Hal ini menjadikan Mui Dien titik paling timur, karena terdapat "dokumen resmi" dan perjalanan ke Mui Dien dapat ditempuh dengan mobil, terutama setelah terowongan Deo Ca selesai dibangun pada tahun 2017. Namun, bagi para geografer dan backpacker yang menaklukkan "4 Kutub, 1 Puncak, 1 Percabangan", Mui Doi adalah titik paling timur, tempat yang menyambut matahari terbit 0,4 detik lebih awal dari Mui Dien.
Kami mencapai puncak dan serpihan kegelapan terakhir melebur menjadi ombak. Sukacita menaklukkan diri mengalir di wajah kami saat fajar yang hangat menyinari ombak keperakan. Itu adalah hadiah yang memenuhi pikiran, tubuh, dan jiwa kami dengan emosi bahagia.

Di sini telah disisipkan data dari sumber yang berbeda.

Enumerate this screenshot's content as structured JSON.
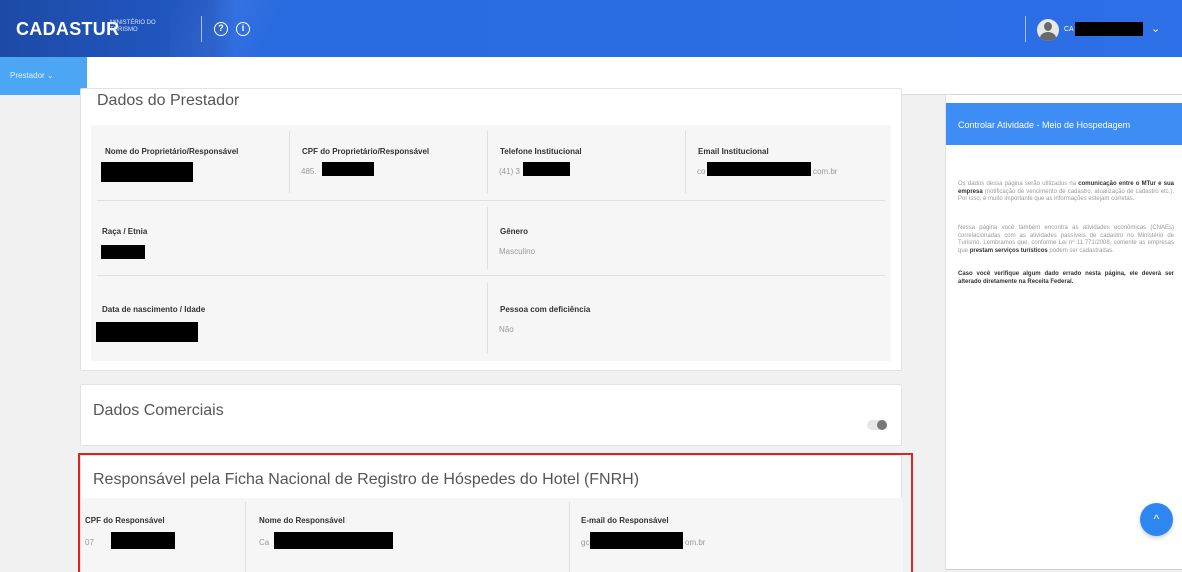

Saya melihat ke bawah dan melihat jam menunjukkan pukul 5:15. Gagak api telah meninggalkan cakrawala untuk berputar di atas laut biru, menerangi seluruh alam semesta. Sinar matahari menyinari ujung baja tahan karat yang diukir dengan nama Mui Doi dan koordinat 12 ° 38'39" Lintang Utara - 109 ° 27'50" Bujur Timur. Di sinilah, titik paling timur Tanah Air kita tercinta!